Willy Wonka, What even is a scam?, and AI. Pt 1

By now we have all seen the pictures of the Willy Wonka "Experience" "Show" put on by House of Illuminati in Glasgow.

If you missed it, lemme clue you in. The synopsis of this story is that a production company was touting an immersive art and theater experience where families would walk through a living art exhibit and feel like they were transported to Roald Dahl's fantasy chocolate Factory.

Fans were so disappointed from the $44 per person exhibit that they called police demanding it be shut down and everyone be refunded.

The whole episode calls to question a few things in my mind:

  1. How is AI affecting our perception of the world?

    1. How to spot AI artwork

    2. How AI works to benefit scammers

  2. What is a scam?

    1. When is a scam bad enough to call the police?

    2. How do I protect myself from a scam?

I am not an expert on any of the things involved in the piece, I'm just a regular mom and studio owner.
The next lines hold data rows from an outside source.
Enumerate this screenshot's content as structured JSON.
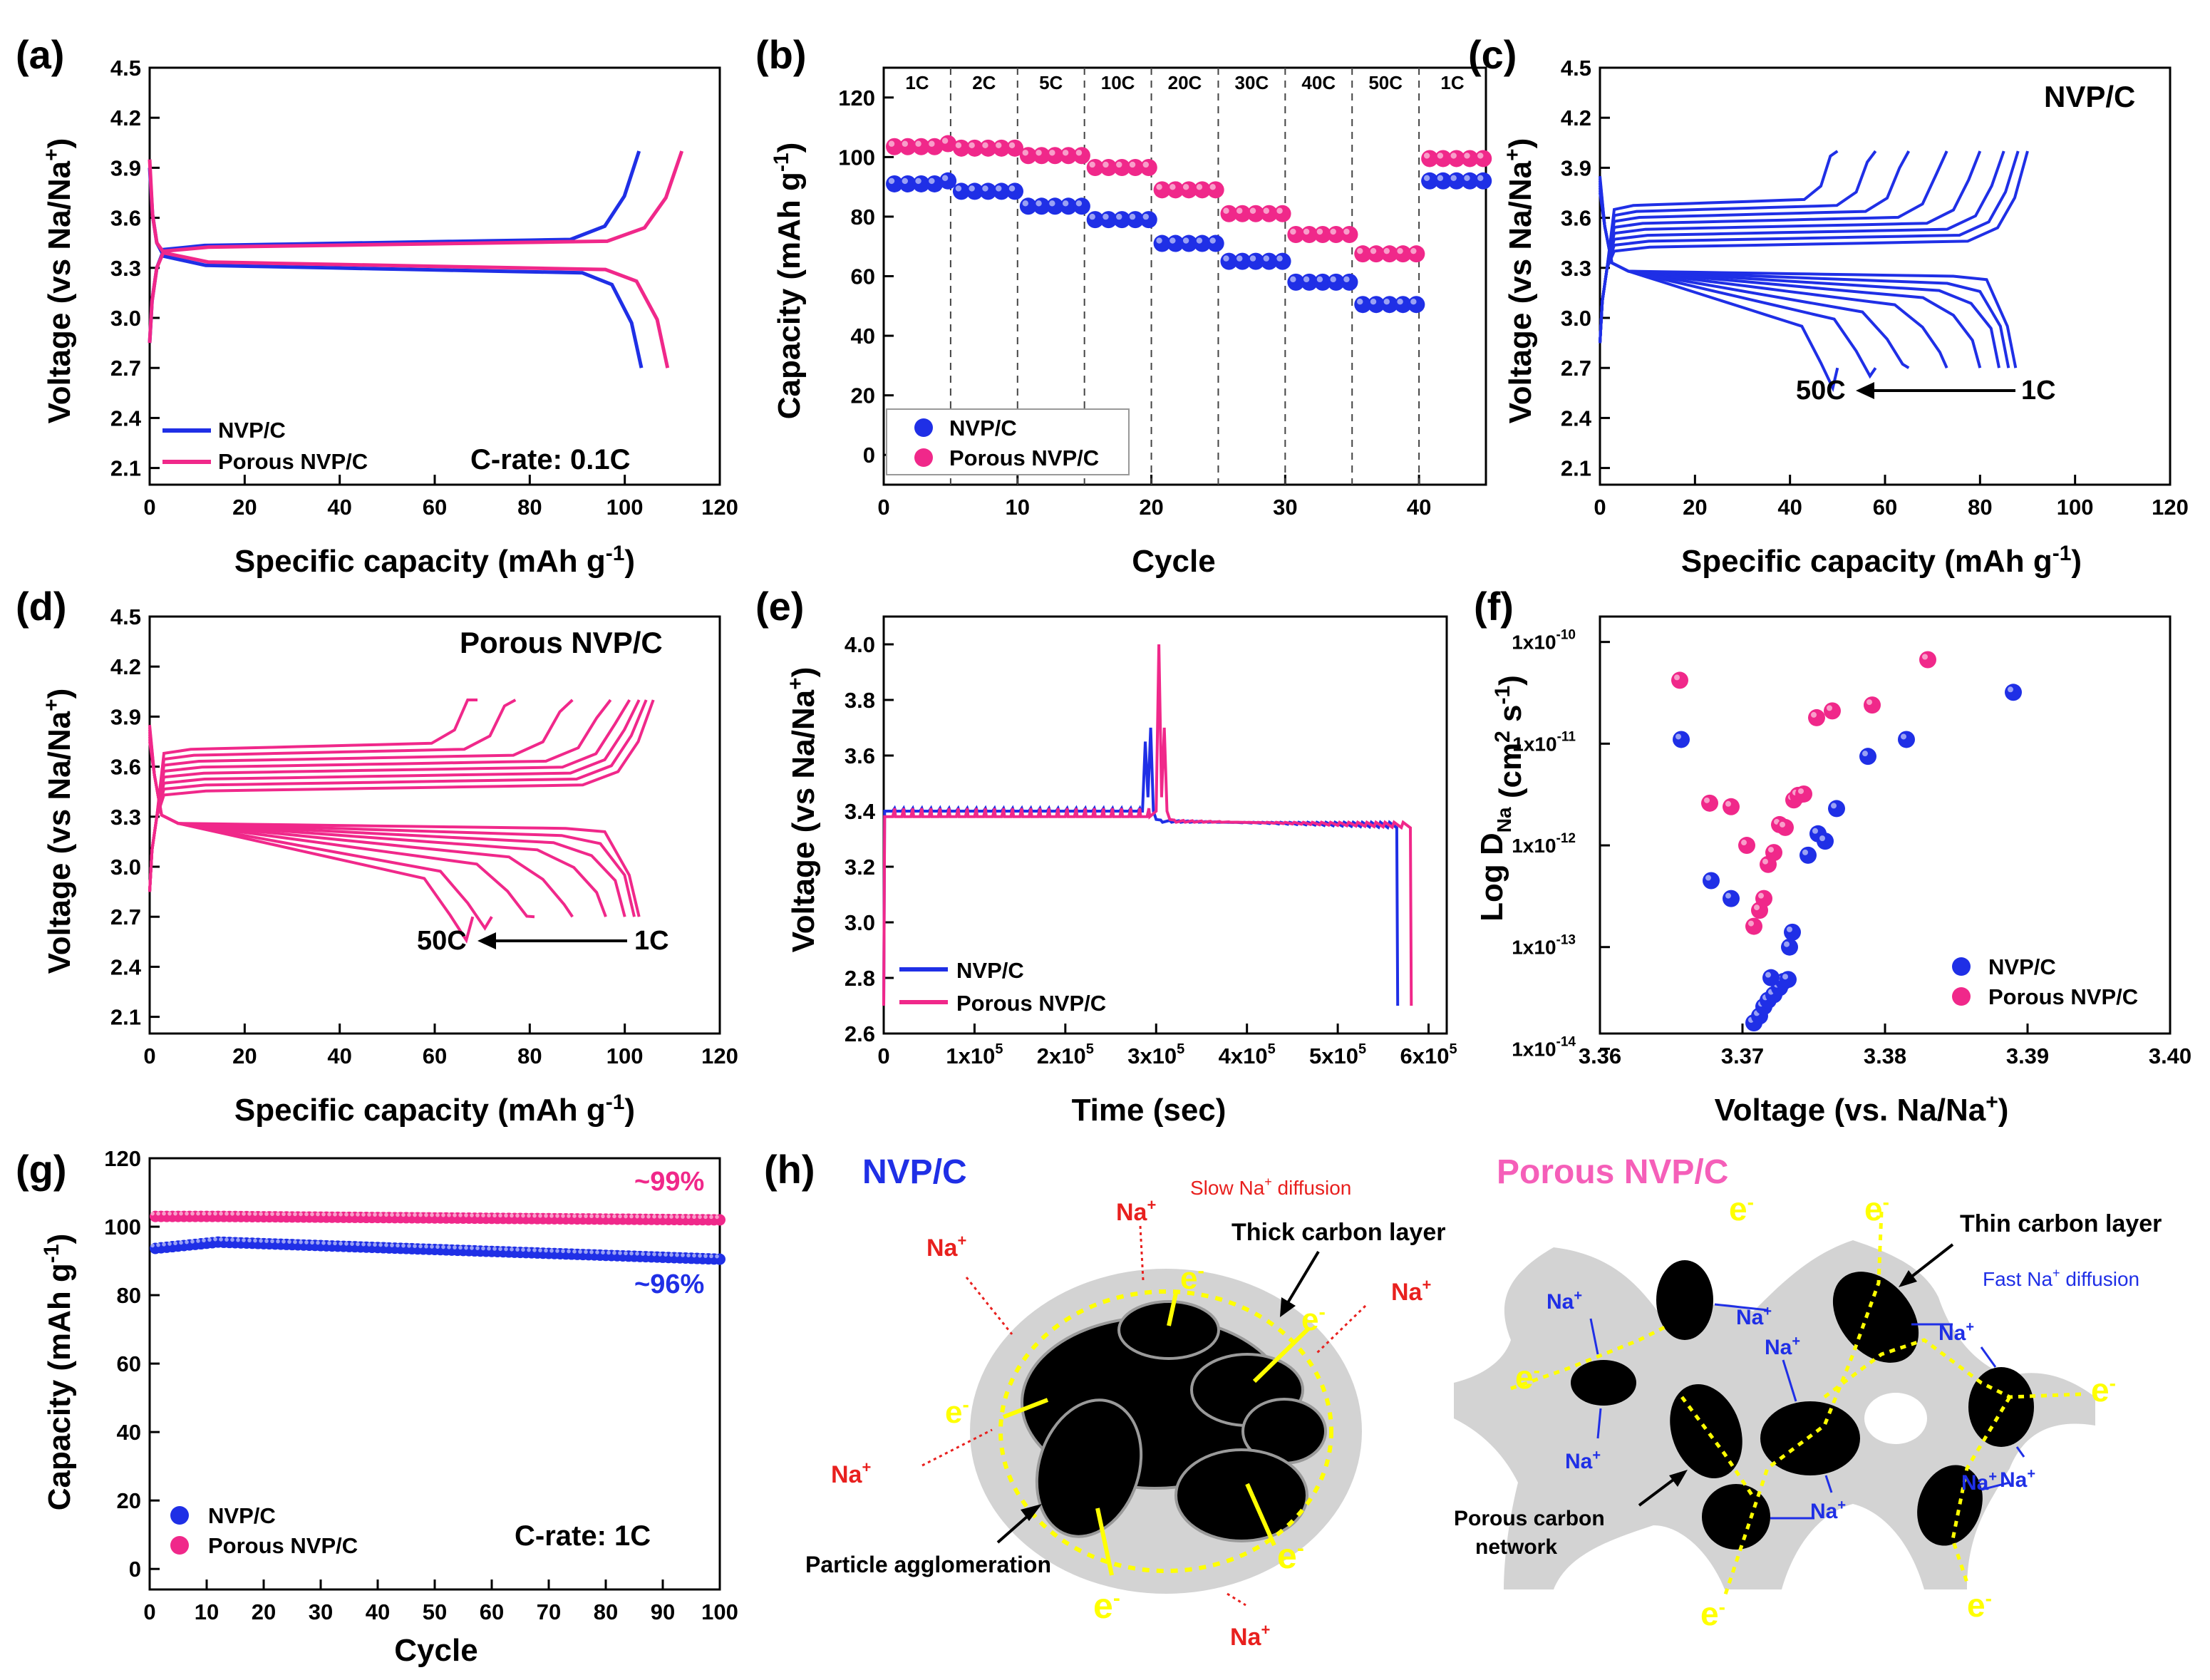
{
  "colors": {
    "nvp": "#1f2fe6",
    "porous": "#f0288a",
    "carbon": "#d3d3d3",
    "electron": "#ffff00",
    "ion": "#e8201e",
    "ion_blue": "#1f2fe6"
  },
  "legend": {
    "nvp": "NVP/C",
    "porous": "Porous NVP/C"
  },
  "chart_data": [
    {
      "id": "a",
      "panel_label": "(a)",
      "type": "line",
      "xlabel": "Specific capacity (mAh g",
      "xlabel_sup": "-1",
      "xlabel_end": ")",
      "ylabel": "Voltage (vs Na/Na",
      "ylabel_sup": "+",
      "ylabel_end": ")",
      "xlim": [
        0,
        120
      ],
      "ylim": [
        2.0,
        4.5
      ],
      "xticks": [
        "0",
        "20",
        "40",
        "60",
        "80",
        "100",
        "120"
      ],
      "yticks": [
        "2.1",
        "2.4",
        "2.7",
        "3.0",
        "3.3",
        "3.6",
        "3.9",
        "4.2",
        "4.5"
      ],
      "annotation": "C-rate:  0.1C",
      "series": [
        {
          "name": "NVP/C",
          "charge_cap": 103,
          "discharge_cap": 103.5,
          "plateau_charge": 3.43,
          "plateau_discharge": 3.32
        },
        {
          "name": "Porous NVP/C",
          "charge_cap": 112,
          "discharge_cap": 109,
          "plateau_charge": 3.42,
          "plateau_discharge": 3.34
        }
      ]
    },
    {
      "id": "b",
      "panel_label": "(b)",
      "type": "scatter",
      "xlabel": "Cycle",
      "ylabel": "Capacity (mAh g",
      "ylabel_sup": "-1",
      "ylabel_end": ")",
      "xlim": [
        0,
        45
      ],
      "ylim": [
        -10,
        130
      ],
      "xticks": [
        "0",
        "10",
        "20",
        "30",
        "40"
      ],
      "yticks": [
        "0",
        "20",
        "40",
        "60",
        "80",
        "100",
        "120"
      ],
      "rate_labels": [
        "1C",
        "2C",
        "5C",
        "10C",
        "20C",
        "30C",
        "40C",
        "50C",
        "1C"
      ],
      "series": [
        {
          "name": "NVP/C",
          "segment_values": [
            91,
            88.5,
            83.5,
            79,
            71,
            65,
            58,
            50.5,
            92
          ]
        },
        {
          "name": "Porous NVP/C",
          "segment_values": [
            103.5,
            103,
            100.5,
            96.5,
            89,
            81,
            74,
            67.5,
            99.5
          ]
        }
      ]
    },
    {
      "id": "c",
      "panel_label": "(c)",
      "type": "line",
      "xlabel": "Specific capacity (mAh g",
      "xlabel_sup": "-1",
      "xlabel_end": ")",
      "ylabel": "Voltage (vs Na/Na",
      "ylabel_sup": "+",
      "ylabel_end": ")",
      "xlim": [
        0,
        120
      ],
      "ylim": [
        2.0,
        4.5
      ],
      "xticks": [
        "0",
        "20",
        "40",
        "60",
        "80",
        "100",
        "120"
      ],
      "yticks": [
        "2.1",
        "2.4",
        "2.7",
        "3.0",
        "3.3",
        "3.6",
        "3.9",
        "4.2",
        "4.5"
      ],
      "annotation": "NVP/C",
      "rate_from": "50C",
      "rate_to": "1C",
      "charge_caps": [
        50,
        58,
        65,
        73,
        80,
        85,
        88,
        90
      ],
      "discharge_caps": [
        50,
        58,
        65,
        73,
        80,
        84,
        86,
        87.5
      ]
    },
    {
      "id": "d",
      "panel_label": "(d)",
      "type": "line",
      "xlabel": "Specific capacity (mAh g",
      "xlabel_sup": "-1",
      "xlabel_end": ")",
      "ylabel": "Voltage (vs Na/Na",
      "ylabel_sup": "+",
      "ylabel_end": ")",
      "xlim": [
        0,
        120
      ],
      "ylim": [
        2.0,
        4.5
      ],
      "xticks": [
        "0",
        "20",
        "40",
        "60",
        "80",
        "100",
        "120"
      ],
      "yticks": [
        "2.1",
        "2.4",
        "2.7",
        "3.0",
        "3.3",
        "3.6",
        "3.9",
        "4.2",
        "4.5"
      ],
      "annotation": "Porous  NVP/C",
      "rate_from": "50C",
      "rate_to": "1C",
      "charge_caps": [
        69,
        77,
        89,
        97,
        101,
        103,
        104.5,
        106
      ],
      "discharge_caps": [
        68,
        72,
        81,
        89,
        96,
        100,
        102,
        103
      ]
    },
    {
      "id": "e",
      "panel_label": "(e)",
      "type": "line",
      "xlabel": "Time (sec)",
      "ylabel": "Voltage (vs Na/Na",
      "ylabel_sup": "+",
      "ylabel_end": ")",
      "xlim": [
        0,
        620000
      ],
      "ylim": [
        2.6,
        4.1
      ],
      "xticks": [
        "0",
        "1x10",
        "2x10",
        "3x10",
        "4x10",
        "5x10",
        "6x10"
      ],
      "xtick_sup": "5",
      "yticks": [
        "2.6",
        "2.8",
        "3.0",
        "3.2",
        "3.4",
        "3.6",
        "3.8",
        "4.0"
      ],
      "series": [
        {
          "name": "NVP/C",
          "end_time": 565000,
          "peak_voltage": 3.65
        },
        {
          "name": "Porous NVP/C",
          "end_time": 580000,
          "peak_voltage": 4.0
        }
      ]
    },
    {
      "id": "f",
      "panel_label": "(f)",
      "type": "scatter",
      "xlabel": "Voltage (vs. Na/Na",
      "xlabel_sup": "+",
      "xlabel_end": ")",
      "ylabel": "Log D",
      "ylabel_sub": "Na",
      "ylabel_mid": " (cm",
      "ylabel_sup": "2",
      "ylabel_end": " s",
      "xlim": [
        3.36,
        3.4
      ],
      "ylim_log": [
        -13.85,
        -9.75
      ],
      "xticks": [
        "3.36",
        "3.37",
        "3.38",
        "3.39",
        "3.40"
      ],
      "yticks": [
        {
          "base": "1x10",
          "exp": "-10"
        },
        {
          "base": "1x10",
          "exp": "-11"
        },
        {
          "base": "1x10",
          "exp": "-12"
        },
        {
          "base": "1x10",
          "exp": "-13"
        },
        {
          "base": "1x10",
          "exp": "-14"
        }
      ],
      "series": [
        {
          "name": "NVP/C",
          "points": [
            [
              3.3657,
              1.1e-11
            ],
            [
              3.3678,
              4.5e-13
            ],
            [
              3.3692,
              3e-13
            ],
            [
              3.3708,
              1.8e-14
            ],
            [
              3.3712,
              2.1e-14
            ],
            [
              3.3715,
              2.6e-14
            ],
            [
              3.3718,
              3e-14
            ],
            [
              3.3722,
              3.4e-14
            ],
            [
              3.3726,
              4e-14
            ],
            [
              3.3729,
              4.6e-14
            ],
            [
              3.372,
              5e-14
            ],
            [
              3.3732,
              4.8e-14
            ],
            [
              3.3733,
              1e-13
            ],
            [
              3.3735,
              1.4e-13
            ],
            [
              3.3746,
              8e-13
            ],
            [
              3.3753,
              1.3e-12
            ],
            [
              3.3758,
              1.1e-12
            ],
            [
              3.3766,
              2.3e-12
            ],
            [
              3.3788,
              7.5e-12
            ],
            [
              3.3815,
              1.1e-11
            ],
            [
              3.389,
              3.2e-11
            ]
          ]
        },
        {
          "name": "Porous NVP/C",
          "points": [
            [
              3.3656,
              4.2e-11
            ],
            [
              3.3677,
              2.6e-12
            ],
            [
              3.3692,
              2.4e-12
            ],
            [
              3.3703,
              1e-12
            ],
            [
              3.3708,
              1.6e-13
            ],
            [
              3.3712,
              2.3e-13
            ],
            [
              3.3715,
              3e-13
            ],
            [
              3.3718,
              6.5e-13
            ],
            [
              3.3722,
              8.5e-13
            ],
            [
              3.3726,
              1.6e-12
            ],
            [
              3.373,
              1.5e-12
            ],
            [
              3.3736,
              2.8e-12
            ],
            [
              3.3739,
              3.1e-12
            ],
            [
              3.3743,
              3.2e-12
            ],
            [
              3.3752,
              1.8e-11
            ],
            [
              3.3763,
              2.1e-11
            ],
            [
              3.3791,
              2.4e-11
            ],
            [
              3.383,
              6.7e-11
            ]
          ]
        }
      ]
    },
    {
      "id": "g",
      "panel_label": "(g)",
      "type": "scatter",
      "xlabel": "Cycle",
      "ylabel": "Capacity (mAh g",
      "ylabel_sup": "-1",
      "ylabel_end": ")",
      "xlim": [
        0,
        100
      ],
      "ylim": [
        -6,
        120
      ],
      "xticks": [
        "0",
        "10",
        "20",
        "30",
        "40",
        "50",
        "60",
        "70",
        "80",
        "90",
        "100"
      ],
      "yticks": [
        "0",
        "20",
        "40",
        "60",
        "80",
        "100",
        "120"
      ],
      "annotation": "C-rate:  1C",
      "retention_labels": {
        "porous": "~99%",
        "nvp": "~96%"
      },
      "series": [
        {
          "name": "NVP/C",
          "start": 93.5,
          "peak": 95.5,
          "end": 90.5
        },
        {
          "name": "Porous NVP/C",
          "start": 103,
          "peak": 103,
          "end": 102
        }
      ]
    }
  ],
  "schematic": {
    "panel_label": "(h)",
    "left": {
      "title": "NVP/C",
      "slow_label": "Slow Na",
      "slow_sup": "+",
      "slow_end": " diffusion",
      "thick_label": "Thick carbon layer",
      "agglomeration_label": "Particle agglomeration",
      "ion": "Na",
      "ion_sup": "+",
      "electron": "e",
      "electron_sup": "-"
    },
    "right": {
      "title": "Porous NVP/C",
      "thin_label": "Thin carbon layer",
      "fast_label": "Fast Na",
      "fast_sup": "+",
      "fast_end": " diffusion",
      "network_label_1": "Porous carbon",
      "network_label_2": "network",
      "ion": "Na",
      "ion_sup": "+",
      "electron": "e",
      "electron_sup": "-"
    }
  }
}
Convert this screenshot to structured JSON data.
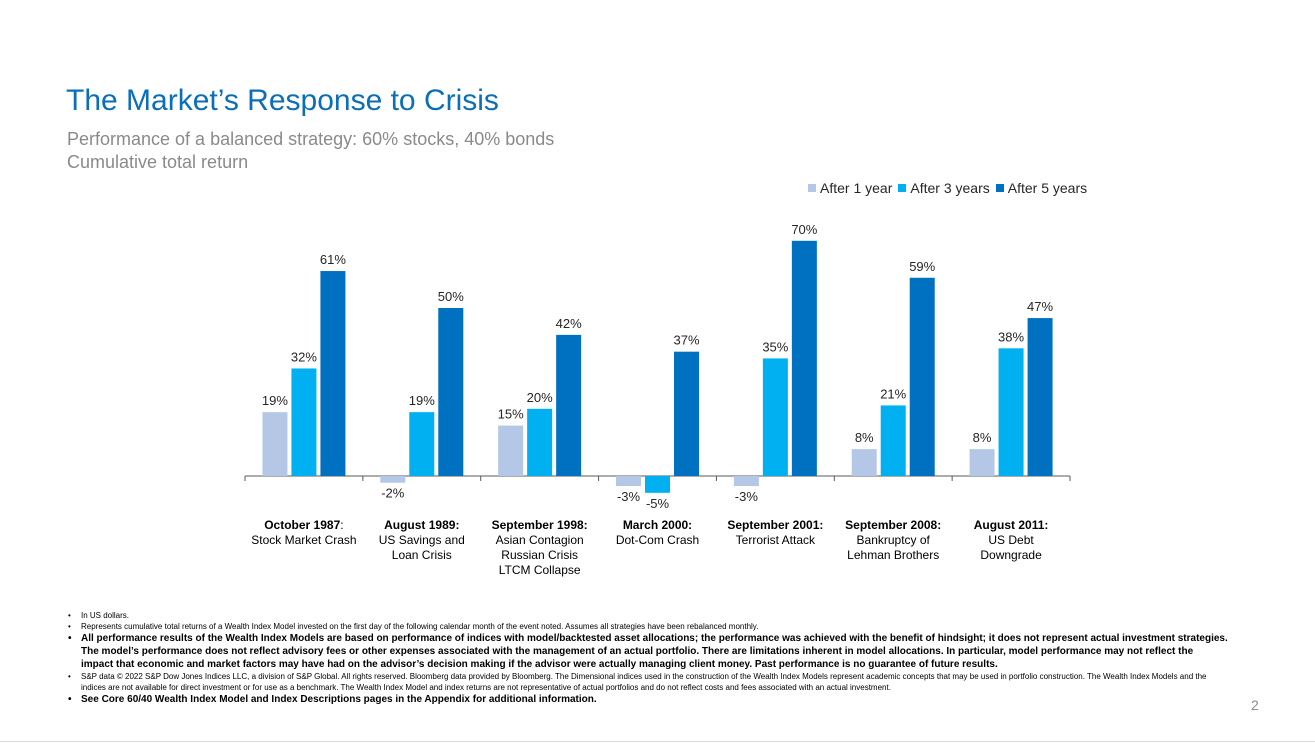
{
  "title": "The Market’s Response to Crisis",
  "subtitle_line1": "Performance of a balanced strategy: 60% stocks, 40% bonds",
  "subtitle_line2": "Cumulative total return",
  "page_number": "2",
  "colors": {
    "after_1_year": "#b4c7e7",
    "after_3_years": "#00b0f0",
    "after_5_years": "#0070c0",
    "title": "#0a6fb8"
  },
  "chart_data": {
    "type": "bar",
    "categories": [
      {
        "bold": "October 1987",
        "suffix": ":",
        "rest": [
          "Stock Market Crash"
        ]
      },
      {
        "bold": "August 1989:",
        "suffix": "",
        "rest": [
          "US Savings and",
          "Loan Crisis"
        ]
      },
      {
        "bold": "September 1998:",
        "suffix": "",
        "rest": [
          "Asian Contagion",
          "Russian Crisis",
          "LTCM Collapse"
        ]
      },
      {
        "bold": "March 2000:",
        "suffix": "",
        "rest": [
          "Dot-Com Crash"
        ]
      },
      {
        "bold": "September 2001:",
        "suffix": "",
        "rest": [
          "Terrorist Attack"
        ]
      },
      {
        "bold": "September 2008:",
        "suffix": "",
        "rest": [
          "Bankruptcy of",
          "Lehman Brothers"
        ]
      },
      {
        "bold": "August 2011:",
        "suffix": "",
        "rest": [
          "US Debt",
          "Downgrade"
        ]
      }
    ],
    "series": [
      {
        "name": "After 1 year",
        "values": [
          19,
          -2,
          15,
          -3,
          -3,
          8,
          8
        ]
      },
      {
        "name": "After 3 years",
        "values": [
          32,
          19,
          20,
          -5,
          35,
          21,
          38
        ]
      },
      {
        "name": "After 5 years",
        "values": [
          61,
          50,
          42,
          37,
          70,
          59,
          47
        ]
      }
    ],
    "data_labels": [
      [
        "19%",
        "-2%",
        "15%",
        "-3%",
        "-3%",
        "8%",
        "8%"
      ],
      [
        "32%",
        "19%",
        "20%",
        "-5%",
        "35%",
        "21%",
        "38%"
      ],
      [
        "61%",
        "50%",
        "42%",
        "37%",
        "70%",
        "59%",
        "47%"
      ]
    ],
    "legend_position": "top-right",
    "grid": false
  },
  "notes": [
    {
      "style": "small",
      "text": "In US dollars."
    },
    {
      "style": "small",
      "text": "Represents cumulative total returns of a Wealth Index Model invested on the first day of the following calendar month of the event noted. Assumes all strategies have been rebalanced monthly."
    },
    {
      "style": "bold",
      "text": "All performance results of the Wealth Index Models are based on performance of indices with model/backtested asset allocations; the performance was achieved with the benefit of hindsight; it does not represent actual investment strategies. The model’s performance does not reflect advisory fees or other expenses associated with the management of an actual portfolio. There are limitations inherent in model allocations. In particular, model performance may not reflect the impact that economic and market factors may have had on the advisor’s decision making if the advisor were actually managing client money. Past performance is no guarantee of future results."
    },
    {
      "style": "small",
      "text": "S&P data © 2022 S&P Dow Jones Indices LLC, a division of S&P Global. All rights reserved. Bloomberg data provided by Bloomberg. The Dimensional indices used in the construction of the Wealth Index Models represent academic concepts that may be used in portfolio construction. The Wealth Index Models and the indices are not available for direct investment or for use as a benchmark.  The Wealth Index Model and index returns are not representative of actual portfolios and do not reflect costs and fees associated with an actual investment."
    },
    {
      "style": "bold",
      "text": "See Core 60/40 Wealth Index Model and Index Descriptions pages in the Appendix for additional information."
    }
  ]
}
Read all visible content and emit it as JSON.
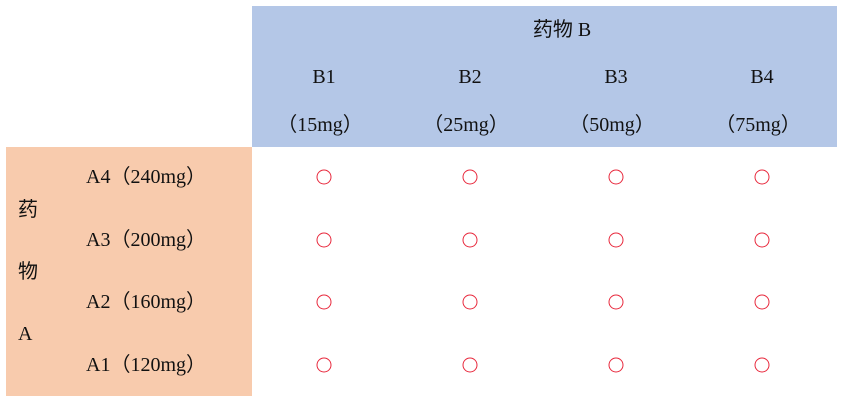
{
  "header": {
    "title": "药物 B"
  },
  "columns": [
    {
      "label": "B1",
      "dose": "（15mg）"
    },
    {
      "label": "B2",
      "dose": "（25mg）"
    },
    {
      "label": "B3",
      "dose": "（50mg）"
    },
    {
      "label": "B4",
      "dose": "（75mg）"
    }
  ],
  "row_group": {
    "chars": [
      "药",
      "物",
      "A"
    ]
  },
  "rows": [
    {
      "label": "A4（240mg）",
      "cells": [
        "○",
        "○",
        "○",
        "○"
      ]
    },
    {
      "label": "A3（200mg）",
      "cells": [
        "○",
        "○",
        "○",
        "○"
      ]
    },
    {
      "label": "A2（160mg）",
      "cells": [
        "○",
        "○",
        "○",
        "○"
      ]
    },
    {
      "label": "A1（120mg）",
      "cells": [
        "○",
        "○",
        "○",
        "○"
      ]
    }
  ],
  "colors": {
    "header_bg": "#b4c7e7",
    "row_header_bg": "#f8cbad",
    "marker": "#e8283c"
  }
}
I use AI infrequently to help me achieve a different style of writing- these days, I often have a hard time writing anything other than casual prose, so the MagicWrite in Canva is helpful to make something more professional. Sometimes we use AI to add things to pictures, for example, in this picture I took a clip from Once Upon A Princess' Alice image, added a row of roses, and AI changed one rose to white, so we could emulate "painting the roses red."

Can the average person tell when I personally using AI in an ad or picture? I'm not sure.

The roses are not perfectly matched. I even used ANOTHER red rose to the left to cover a part of Alice I accidentally cut off. The light falls differently on each one.

Do I think that this is an ethical example of how to use AI? I do. No part of my event depends on or promises roses of any kind. We aren't even painting them. The tagline is just for fun, the roses are an accessory to enhance the picture, that's all. But the Alice? She's a real human who did a real photo shoot in a real costume (I mean, please don't tell the kids she isn't THE Alice, but like this is as good as it gets).

The scary part about AI art and writing is that for someone who knows how to manipulate it, you can create a whole fake world that is impossible to achieve with gravity, regular lights, and flawed humans. You can pitch an event that is entirely conceptualized, sell $44 tickets, and then show people an empty show room with a rainbow felt project.

But every day, my newsfeed is filled with images like this. A sweet old man, a child of color, an impossible beautiful woman. They are all asking you for likes, follows, and friendship. And you might think this 3-armed man, with his 15 fingers isn't a big deal.

The big deal is that art that he's holding. the big deal is why scammers made the art in the first place.

This particular art isn't so outrageous. I think a real Human could create that. The problem comes in when the caption says "This is my first painting how did I do?" It sets unrealistic expectations for real artists and people who just want to try art. It also provokes a dystopian sadness to think that instead of using our time to make art, and using machines to do the work, we're using machines to make the art and then scamming people out of the money they worked for.

Scammers can and will use these pictures to catfish you, scam you out of real money, and scam you out of time and attention. Start being more critical of images on the internet from pages you don't know. Be critical of advertisements from foreign companies like Temu (who is known for misleading information.) And think, "why does this altered image benefit this person/company?"